Karşınızda durup da size bunu dillendiren olursa, "sizin olmadığınız yerde" diye cevap vermek gerek diye düşünüyorum.
Çünkü insanlar maalesef nostalji özlemini taşıdıkları hiçbir geleneğe sahip çıkıp yaşamaya çalışmazken, birileri onların yerine, görev bilinciyle, o gelenekleri devam ettirsin isterler.
Ve bu klişe her bayram, herkesin dilinde kendini tekrar eder durur.
Nerde eski bayramlar? Eminim o bayramlar da sizi arıyordur.

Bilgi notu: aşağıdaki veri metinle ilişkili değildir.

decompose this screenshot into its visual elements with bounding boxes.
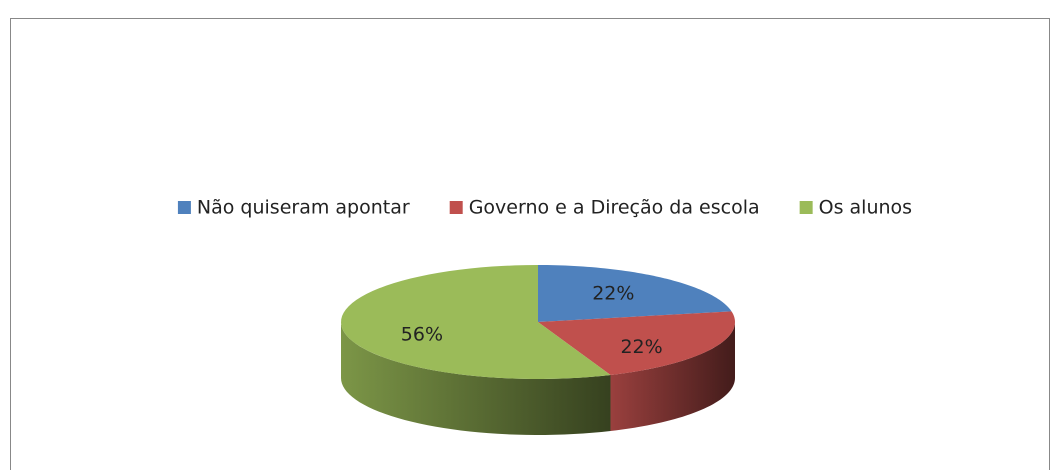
- data-label: 56%: [401, 324, 443, 346]
- legend-swatch: [449, 201, 463, 214]
- legend-label: Não quiseram apontar: [197, 197, 410, 219]
- legend-swatch: [799, 201, 813, 214]
- pie-slice-side: [610, 322, 735, 431]
- legend-swatch: [177, 201, 191, 214]
- data-label: 22%: [620, 336, 662, 358]
- data-label: 22%: [592, 283, 634, 305]
- pie-slice-side: [341, 322, 611, 435]
- legend-label: Os alunos: [819, 197, 912, 219]
- pie-slice: [538, 311, 735, 375]
- legend-label: Governo e a Direção da escola: [469, 197, 760, 219]
- pie-slice: [538, 265, 732, 322]
- pie-slice: [341, 265, 611, 379]
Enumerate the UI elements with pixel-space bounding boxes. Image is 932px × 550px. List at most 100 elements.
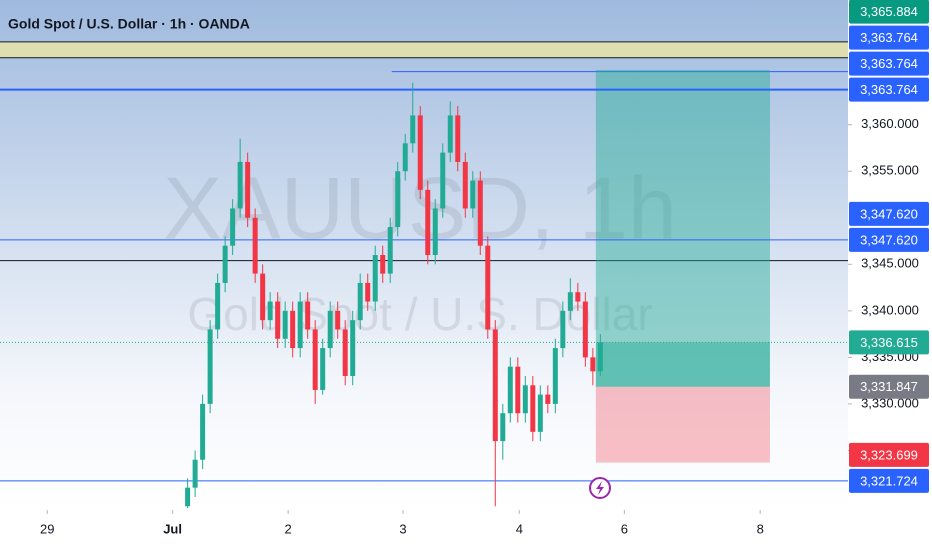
profit-zone (595, 69, 770, 387)
candle-body (522, 385, 528, 414)
candle-body (432, 208, 438, 255)
candle-body (507, 366, 513, 414)
candle-body (447, 115, 453, 153)
x-tick-label: Jul (163, 521, 182, 536)
candle-body (297, 301, 303, 349)
candle-body (582, 301, 588, 358)
x-tick-label: 6 (621, 521, 628, 536)
candle-body (425, 189, 431, 255)
price-label: 3,336.615 (860, 335, 918, 350)
candle-body (237, 161, 243, 209)
candle-body (417, 115, 423, 190)
price-label: 3,323.699 (860, 447, 918, 462)
candle-body (537, 394, 543, 432)
time-axis-background (0, 510, 848, 550)
candle-body (335, 310, 341, 330)
candle-body (372, 255, 378, 302)
candle-body (395, 171, 401, 228)
plot-background (0, 0, 848, 510)
price-label: 3,321.724 (860, 473, 918, 488)
candle-body (185, 487, 191, 507)
candle-body (192, 459, 198, 488)
candle-body (552, 348, 558, 404)
candle-body (575, 292, 581, 302)
candle-body (387, 227, 393, 274)
candle-body (200, 403, 206, 460)
candle-body (485, 245, 491, 330)
x-tick-label: 8 (757, 521, 764, 536)
price-label-box (849, 442, 929, 467)
price-label: 3,347.620 (860, 232, 918, 247)
zone (0, 41, 848, 58)
price-label-box (849, 374, 929, 399)
candle-body (567, 292, 573, 311)
candle-body (515, 366, 521, 414)
price-label-box (849, 227, 929, 252)
candle-body (282, 310, 288, 339)
candle-body (530, 385, 536, 432)
candle-body (260, 273, 266, 321)
price-label-box (849, 0, 929, 24)
price-label: 3,363.764 (860, 82, 918, 97)
candle-body (350, 320, 356, 376)
x-tick-label: 29 (40, 521, 54, 536)
price-label: 3,331.847 (860, 379, 918, 394)
y-tick-label: 3,330.000 (861, 395, 919, 410)
candle-body (402, 143, 408, 172)
price-label-box (849, 468, 929, 493)
candle-body (462, 161, 468, 209)
candle-body (440, 152, 446, 209)
open-profit (595, 342, 770, 387)
price-label-box (849, 330, 929, 355)
candle-body (560, 310, 566, 349)
candle-body (500, 413, 506, 442)
candle-body (305, 301, 311, 330)
y-tick-label: 3,345.000 (861, 256, 919, 271)
candle-body (320, 348, 326, 390)
candle-body (275, 301, 281, 339)
x-tick-label: 3 (399, 521, 406, 536)
candle-body (222, 245, 228, 283)
x-tick-label: 4 (516, 521, 523, 536)
chart-title: Gold Spot / U.S. Dollar · 1h · OANDA (8, 16, 250, 32)
candle-body (290, 310, 296, 349)
price-label-box (849, 25, 929, 50)
candle-body (245, 161, 251, 218)
candle-body (365, 282, 371, 302)
candle-body (455, 115, 461, 162)
candle-body (357, 282, 363, 321)
candle-body (230, 208, 236, 246)
candle-body (590, 357, 596, 372)
axes: 3,325.0003,330.0003,335.0003,340.0003,34… (40, 0, 929, 536)
candle-body (207, 329, 213, 404)
candle-body (342, 329, 348, 376)
candle-body (215, 282, 221, 330)
price-label: 3,363.764 (860, 56, 918, 71)
candle-body (410, 115, 416, 144)
candle-body (545, 394, 551, 404)
candle-body (597, 342, 603, 372)
candle-body (380, 255, 386, 274)
price-label: 3,363.764 (860, 30, 918, 45)
price-label-box (849, 201, 929, 226)
price-label-box (849, 51, 929, 76)
y-tick-label: 3,340.000 (861, 302, 919, 317)
loss-zone (595, 386, 770, 463)
candle-body (312, 329, 318, 390)
x-tick-label: 2 (285, 521, 292, 536)
candle-body (252, 217, 258, 274)
price-label: 3,365.884 (860, 4, 918, 19)
candle-body (327, 310, 333, 349)
price-label-box (849, 77, 929, 102)
alert-bolt (596, 481, 604, 495)
y-tick-label: 3,360.000 (861, 116, 919, 131)
candle-body (492, 329, 498, 442)
alert-icon (589, 477, 611, 499)
price-label: 3,347.620 (860, 206, 918, 221)
candle-body (477, 180, 483, 246)
y-tick-label: 3,355.000 (861, 163, 919, 178)
candle-body (470, 180, 476, 209)
candle-body (267, 301, 273, 321)
plot: XAUUSD, 1h Gold Spot / U.S. Dollar (0, 41, 848, 509)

Yepyeni kokusuyla, başucunda, kutusunda bir ayakkabıyla uyumaya çalışan bayram çocuklarını. Mahalleyi karış karış nasıl gezip, ne kadar bayramlık şeker, ne kadar harçlık toplayacaklarını hesaplayan ve bunun için örgütlenen çocukları.

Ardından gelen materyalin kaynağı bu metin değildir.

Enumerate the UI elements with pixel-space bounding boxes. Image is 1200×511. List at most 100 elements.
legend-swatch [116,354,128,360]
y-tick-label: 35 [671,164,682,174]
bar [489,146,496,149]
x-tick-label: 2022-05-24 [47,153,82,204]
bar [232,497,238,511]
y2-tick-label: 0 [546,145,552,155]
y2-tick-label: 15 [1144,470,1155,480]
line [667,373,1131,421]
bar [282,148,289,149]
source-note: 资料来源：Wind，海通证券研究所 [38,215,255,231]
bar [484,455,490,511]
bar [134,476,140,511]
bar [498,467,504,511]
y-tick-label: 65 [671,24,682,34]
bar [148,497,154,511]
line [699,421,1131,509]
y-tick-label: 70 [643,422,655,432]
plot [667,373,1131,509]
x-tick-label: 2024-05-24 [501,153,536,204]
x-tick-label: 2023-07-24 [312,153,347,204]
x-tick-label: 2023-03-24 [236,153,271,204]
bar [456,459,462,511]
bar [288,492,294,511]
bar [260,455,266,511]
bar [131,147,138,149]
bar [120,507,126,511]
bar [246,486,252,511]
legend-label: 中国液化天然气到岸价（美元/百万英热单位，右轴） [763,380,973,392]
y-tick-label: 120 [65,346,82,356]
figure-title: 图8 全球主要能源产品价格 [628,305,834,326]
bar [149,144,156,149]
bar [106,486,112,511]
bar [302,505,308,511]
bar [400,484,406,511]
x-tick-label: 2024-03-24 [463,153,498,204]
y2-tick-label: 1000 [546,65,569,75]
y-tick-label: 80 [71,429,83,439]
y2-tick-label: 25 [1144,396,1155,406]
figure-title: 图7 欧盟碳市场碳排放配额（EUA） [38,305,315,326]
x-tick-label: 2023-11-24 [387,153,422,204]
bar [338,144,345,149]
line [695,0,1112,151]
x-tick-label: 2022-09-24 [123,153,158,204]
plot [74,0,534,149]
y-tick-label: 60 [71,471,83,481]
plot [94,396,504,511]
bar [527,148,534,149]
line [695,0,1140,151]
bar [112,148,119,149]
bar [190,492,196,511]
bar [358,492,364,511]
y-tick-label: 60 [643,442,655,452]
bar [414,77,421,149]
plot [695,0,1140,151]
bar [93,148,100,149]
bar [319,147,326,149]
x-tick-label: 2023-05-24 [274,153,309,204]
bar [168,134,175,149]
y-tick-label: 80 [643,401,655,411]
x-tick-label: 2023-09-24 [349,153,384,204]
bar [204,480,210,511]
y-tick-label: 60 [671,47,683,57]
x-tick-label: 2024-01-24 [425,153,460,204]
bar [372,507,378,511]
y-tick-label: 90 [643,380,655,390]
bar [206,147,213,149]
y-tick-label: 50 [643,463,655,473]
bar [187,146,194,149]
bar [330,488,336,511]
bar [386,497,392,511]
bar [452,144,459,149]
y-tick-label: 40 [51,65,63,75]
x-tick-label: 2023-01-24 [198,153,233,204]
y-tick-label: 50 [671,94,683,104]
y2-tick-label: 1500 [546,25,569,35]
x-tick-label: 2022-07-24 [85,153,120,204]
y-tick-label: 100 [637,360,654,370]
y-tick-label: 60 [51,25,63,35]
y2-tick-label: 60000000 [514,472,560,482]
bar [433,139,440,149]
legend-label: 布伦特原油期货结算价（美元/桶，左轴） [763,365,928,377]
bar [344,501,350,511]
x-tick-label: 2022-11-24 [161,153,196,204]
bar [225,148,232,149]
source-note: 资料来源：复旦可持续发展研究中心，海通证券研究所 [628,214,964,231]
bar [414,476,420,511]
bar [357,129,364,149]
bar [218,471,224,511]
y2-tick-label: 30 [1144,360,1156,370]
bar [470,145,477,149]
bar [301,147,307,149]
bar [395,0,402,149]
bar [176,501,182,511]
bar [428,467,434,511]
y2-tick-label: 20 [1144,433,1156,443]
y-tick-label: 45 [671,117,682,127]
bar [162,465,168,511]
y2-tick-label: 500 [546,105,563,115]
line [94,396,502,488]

Yemeğidir, sütlacıdır, baklavasıdır, geceden başlayan ve sabaha kadar süren hazırlıklarıyla uykusuz kalan anneleri.
Uzun zamandır görmeye hasret kaldığı, çocuklarını, torunlarını gözü yolda, kulağı kapıda bekleyen dedeleri, nineleri, anne ve babaları.
Elini öpecek çocukları harçlıksız göndermemek için, bir gün evvelden bozuk paraları hazır eden babaları.
Erkenden kalkıp babasının elinden tutarak bayram namazı için caminin yolunu tutan o küçük adamları.
Elinde boş torbalarıyla herkesten önce kapılarımıza dayanan, kuş gibi cıvıltılarıyla koro şeklinde "iyi bayramlar" dileyip, apartmanı ve sokağı inleten çocukları.
Kimisinin uzattığınız şekerliği, o minicik ellerini daldırıp boşalttığı, kimisinin de utangaç, çekingen tek bir tane almaya çalışıp ikincisine teşekkür ettiği o çocukları.
Ve öğlende oturulmuş kalabalık bir bayram sofrasında, kuru fasulyenin üstünde tüten ve hemen yanında lokum gibi pişmiş etin kokusuna karışan tereyağlı bir pilavla renklenen sofraları ve o sofranın güleç yüzlerini.
Nerde o eski insanlar?
Kimi bir tatil beldesinde, güneşin altında şekerlemeye yatar, kimi de memleketinden ve anne babasından uzakta, kapandığı evinde öğlene kadar yatakta pinekler.
Ne kapıya ve ziline yüklenen çocuklar vardır, ne de o kapıyı açacak bir kimse.
Ne bayram şekeri alınmış ne de bayram neşesi.
En fazla, öğleden sonra uyandıklarında usulen de olsa memlekette yalnız bırakılmış, ya bir mezarda unutulmuş ya da tabut gibi bir evde yalnızlığına terkedilmiş anne babalar aranır, hayırlı bayramlar dilenir.
"Bak çocuklar da sizi özlüyor sizi" deyip torunlarını, görüntülü aramada göstermeye çalışırken, o çocuklar ellerindeki telefonun ekranına gömülmüş bir şekilde izlettirilir.
Nerde o eski insanlar, bayram insanları.